Du coup, il a explicité les grandes visées du régime algérien à cette époque même car il était surtout question d’éviter de changer le plan d’arabisation et d’islamisation de l’Algérie. « L’assassinat de Kamel Amzal, est survenu juste deux années après le Printemps 1980 », a insisté le président du MAK pour conclure ensuite que « même le régime algérien était complice dans l’assassinat de Kamel Amzal ».
L’orateur a également souligné que le défunt étudiant savait que la situation sécuritaire à la cité où il résidait était explosive mais au lieu de prendre la fuite, il a préféré affronter le danger, lequel lui a coûté la vie.
De même, le président du MAK a réussi à démontrer le lien existant entre ces événements de la décennie 1980 et ce qui se passe aujourd’hui.
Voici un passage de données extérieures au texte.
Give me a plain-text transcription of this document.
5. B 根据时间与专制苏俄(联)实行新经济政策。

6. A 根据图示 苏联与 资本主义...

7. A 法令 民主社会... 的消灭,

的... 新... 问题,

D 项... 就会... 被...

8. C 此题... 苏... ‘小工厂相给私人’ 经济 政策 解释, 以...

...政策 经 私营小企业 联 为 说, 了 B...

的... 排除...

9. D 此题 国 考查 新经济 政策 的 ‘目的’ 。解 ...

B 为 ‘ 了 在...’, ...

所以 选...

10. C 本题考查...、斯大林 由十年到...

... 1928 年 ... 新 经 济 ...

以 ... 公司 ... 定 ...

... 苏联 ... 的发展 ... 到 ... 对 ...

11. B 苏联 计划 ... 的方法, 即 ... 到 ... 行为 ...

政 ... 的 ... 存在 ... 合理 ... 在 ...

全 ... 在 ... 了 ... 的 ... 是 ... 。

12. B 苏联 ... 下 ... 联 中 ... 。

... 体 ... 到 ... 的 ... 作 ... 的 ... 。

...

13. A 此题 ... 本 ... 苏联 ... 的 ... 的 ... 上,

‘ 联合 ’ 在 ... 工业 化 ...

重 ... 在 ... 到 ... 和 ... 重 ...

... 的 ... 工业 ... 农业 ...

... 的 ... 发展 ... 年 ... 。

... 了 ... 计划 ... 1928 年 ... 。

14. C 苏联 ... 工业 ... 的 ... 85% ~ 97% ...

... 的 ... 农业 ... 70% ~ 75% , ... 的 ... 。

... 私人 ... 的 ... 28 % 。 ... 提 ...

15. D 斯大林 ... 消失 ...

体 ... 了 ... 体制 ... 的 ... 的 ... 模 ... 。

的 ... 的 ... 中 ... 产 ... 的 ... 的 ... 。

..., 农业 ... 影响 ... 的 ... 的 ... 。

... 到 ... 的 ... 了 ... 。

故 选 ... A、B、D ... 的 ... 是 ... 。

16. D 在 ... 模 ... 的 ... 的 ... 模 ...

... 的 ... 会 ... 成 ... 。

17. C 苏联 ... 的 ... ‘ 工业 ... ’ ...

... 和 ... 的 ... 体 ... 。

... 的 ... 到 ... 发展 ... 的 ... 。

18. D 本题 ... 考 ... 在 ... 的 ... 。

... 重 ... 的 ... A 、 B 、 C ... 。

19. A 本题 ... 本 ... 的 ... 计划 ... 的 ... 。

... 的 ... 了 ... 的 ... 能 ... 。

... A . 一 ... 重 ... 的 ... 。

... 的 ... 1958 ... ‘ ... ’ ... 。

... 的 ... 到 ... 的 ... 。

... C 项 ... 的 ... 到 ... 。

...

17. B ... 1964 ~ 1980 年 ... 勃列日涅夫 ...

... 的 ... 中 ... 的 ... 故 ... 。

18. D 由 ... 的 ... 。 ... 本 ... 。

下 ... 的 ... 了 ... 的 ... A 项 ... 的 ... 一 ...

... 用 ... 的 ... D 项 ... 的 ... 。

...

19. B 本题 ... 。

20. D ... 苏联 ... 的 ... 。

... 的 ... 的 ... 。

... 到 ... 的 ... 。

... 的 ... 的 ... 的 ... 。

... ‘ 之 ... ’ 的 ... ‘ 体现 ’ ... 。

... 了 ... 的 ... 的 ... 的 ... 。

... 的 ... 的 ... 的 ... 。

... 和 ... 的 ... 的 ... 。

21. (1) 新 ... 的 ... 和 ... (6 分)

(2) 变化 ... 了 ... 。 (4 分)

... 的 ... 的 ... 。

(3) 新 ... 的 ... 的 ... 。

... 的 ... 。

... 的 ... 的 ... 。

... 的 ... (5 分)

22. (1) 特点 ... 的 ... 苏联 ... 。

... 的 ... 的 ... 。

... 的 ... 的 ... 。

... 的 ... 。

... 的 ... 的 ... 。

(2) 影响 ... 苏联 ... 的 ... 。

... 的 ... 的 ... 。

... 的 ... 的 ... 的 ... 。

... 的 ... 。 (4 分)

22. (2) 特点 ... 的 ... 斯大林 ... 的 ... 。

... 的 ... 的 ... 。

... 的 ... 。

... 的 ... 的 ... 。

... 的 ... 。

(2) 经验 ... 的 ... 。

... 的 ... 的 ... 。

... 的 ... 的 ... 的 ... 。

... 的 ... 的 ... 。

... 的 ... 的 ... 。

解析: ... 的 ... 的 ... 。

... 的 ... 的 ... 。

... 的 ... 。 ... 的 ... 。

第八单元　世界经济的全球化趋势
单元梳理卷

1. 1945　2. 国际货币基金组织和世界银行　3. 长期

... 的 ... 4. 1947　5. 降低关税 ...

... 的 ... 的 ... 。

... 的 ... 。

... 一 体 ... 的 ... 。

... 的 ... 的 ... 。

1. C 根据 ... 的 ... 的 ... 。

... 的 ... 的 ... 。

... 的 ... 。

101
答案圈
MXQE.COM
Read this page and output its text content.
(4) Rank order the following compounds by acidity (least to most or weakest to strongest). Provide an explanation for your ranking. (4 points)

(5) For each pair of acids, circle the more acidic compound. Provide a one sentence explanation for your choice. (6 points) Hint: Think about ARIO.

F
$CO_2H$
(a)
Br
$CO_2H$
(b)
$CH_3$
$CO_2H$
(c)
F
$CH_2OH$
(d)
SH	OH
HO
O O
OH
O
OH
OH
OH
L’arabo-islamisme que l’on voit aujourd’hui est bel et bien le résultat de la politique anti-kabyle entretenue par le régime dès les premiers de l’indépendance du pays. « Toutes ces réalités et tous ces cas cités, poursuit Bouaiz Aït-Chebib, nous interpellent sur l’urgence à prendre notre destinée par nous-mêmes ».
Pour sa part, Mouloud Amrani, président du conseil universitaire du MAK, a fait état des changements et événements survenus depuis le 2 novembre 1982 au 2 novembre 2013. C’est la forme allégorique qui est utilisé dans la rédaction et la lecture du document. Et c’est sur cette fin de lecture que prit fin aussi la fin de la cérémonie.